Hedge Funds FAQ’s
You are welcome to send us your questions to add to the list.
Regulation
Since 2015, South African Hedge Funds have been regulated under the Collective Investment Schemes Control Act (CISCA). The regulation differs depending on the classification of the Hedge Fund, however both Qualified and Retail Investor Hedge Funds provide sufficient investor protection.
Qualified Investor Hedge Fund
A minimum investment of R1 million is required per hedge fund, as well as demonstrable investment knowledge by either the investor or his appointed Financial Services Provider.
Retail Investor Hedge Fund
Investments may be accepted from any investor, with no prescribed minimum. Standardised risk parameters are enforced to protect retail investors.
Hedge funds in a nutshell
Similar to traditional unit trusts, investors’ money is pooled and used to buy assets such as cash, bonds, property and equities. Hedge funds however, have greater flexibility in the instruments and strategies used to create a diversified portfolio, a typical characteristic is the use of short selling and leverage to reduce market correlation.
Are all hedge funds aggressive?
Although the risk and return profiles of hedge funds are greatly dispersed, the typical South African Hedge fund is managed very conservatively, usually seeking to provide positive returns in all market conditions, usually emphasising consistency of returns or protection of investors’ capital.
Benefit of combining hedge funds in a Collective Investment Scheme structure
As hedge fund strategies are extremely diverse in style and outcome, no one single-strategy hedge fund is able to fully harness the opportunity set these alternative investments are able to bring to an investor’s portfolio. Through expert selection and combination of underlying funds a Fund of Hedge Funds manager can create a diversified portfolio specifically constructed to satisfy the risk and return appetite of its client base. Furthermore, within a Fund of Funds Collective Investment Scheme, an underlying investment rebalancing or manager substitution does not trigger a capital gains tax event for the investor.
What is the benefit of hedge funds in a portfolio?
Hedge funds can be used in portfolios to reduce risk relative to equities in the same way as bonds in a traditional portfolio A good combination of hedge funds can compete well with bonds on volatility measures, and outshine bonds on returns.
Hedge Funds typically sacrifice some upside in favour of more consistent positive returns This may be an argument of some equity investors to exclude these from their portfolio However, this can be to the detriment of such an investor in equity down markets since hedge funds can use shorting as an uncorrelated alternative source of return.
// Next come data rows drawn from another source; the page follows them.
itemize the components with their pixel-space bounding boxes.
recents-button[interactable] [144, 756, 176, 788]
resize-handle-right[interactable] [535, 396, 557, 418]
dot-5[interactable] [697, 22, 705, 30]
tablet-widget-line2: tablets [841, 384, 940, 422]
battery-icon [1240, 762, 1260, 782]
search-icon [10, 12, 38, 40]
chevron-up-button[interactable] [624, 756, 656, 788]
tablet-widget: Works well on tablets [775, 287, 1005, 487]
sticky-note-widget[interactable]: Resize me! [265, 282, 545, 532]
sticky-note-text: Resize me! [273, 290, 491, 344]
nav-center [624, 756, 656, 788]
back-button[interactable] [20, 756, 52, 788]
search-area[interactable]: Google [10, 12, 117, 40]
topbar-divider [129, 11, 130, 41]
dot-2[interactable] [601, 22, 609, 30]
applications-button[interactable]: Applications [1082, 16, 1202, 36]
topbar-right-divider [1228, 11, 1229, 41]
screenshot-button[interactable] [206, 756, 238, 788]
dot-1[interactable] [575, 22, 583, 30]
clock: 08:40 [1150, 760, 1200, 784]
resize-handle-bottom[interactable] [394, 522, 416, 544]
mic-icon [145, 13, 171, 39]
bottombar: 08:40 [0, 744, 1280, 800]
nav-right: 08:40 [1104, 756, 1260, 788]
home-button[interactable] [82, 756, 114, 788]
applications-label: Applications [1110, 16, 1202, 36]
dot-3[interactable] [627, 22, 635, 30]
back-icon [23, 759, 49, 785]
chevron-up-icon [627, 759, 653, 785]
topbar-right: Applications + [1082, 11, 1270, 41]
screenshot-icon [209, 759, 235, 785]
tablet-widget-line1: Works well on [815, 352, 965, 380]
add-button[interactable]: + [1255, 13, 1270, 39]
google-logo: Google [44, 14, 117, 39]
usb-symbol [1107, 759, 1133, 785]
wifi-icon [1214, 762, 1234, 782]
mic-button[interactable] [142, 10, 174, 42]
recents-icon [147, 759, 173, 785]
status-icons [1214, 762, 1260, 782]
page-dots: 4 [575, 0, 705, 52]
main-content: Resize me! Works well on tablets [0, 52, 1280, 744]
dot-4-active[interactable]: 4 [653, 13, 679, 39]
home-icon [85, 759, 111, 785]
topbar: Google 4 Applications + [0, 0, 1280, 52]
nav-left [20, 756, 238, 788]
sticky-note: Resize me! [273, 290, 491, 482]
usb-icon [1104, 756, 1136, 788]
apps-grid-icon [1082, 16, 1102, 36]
The combination of uncorrelated sources of return can result in the overall portfolio delivering more consistent returns in a variety of market conditions and outperformance over the entire period.
What is Shorting?
Shorting is a mechanism used to express a bearish view, the expectation that the price will decline Simply put it works on the conventional investment principle of “buying low” and “selling high” the key difference is the sequence of these transactions In a traditional long transaction, to express a bullish view, the buy transaction precedes the sell transaction, short selling reverses this process by initially selling the asset with the intention to buy in the future at a lower price.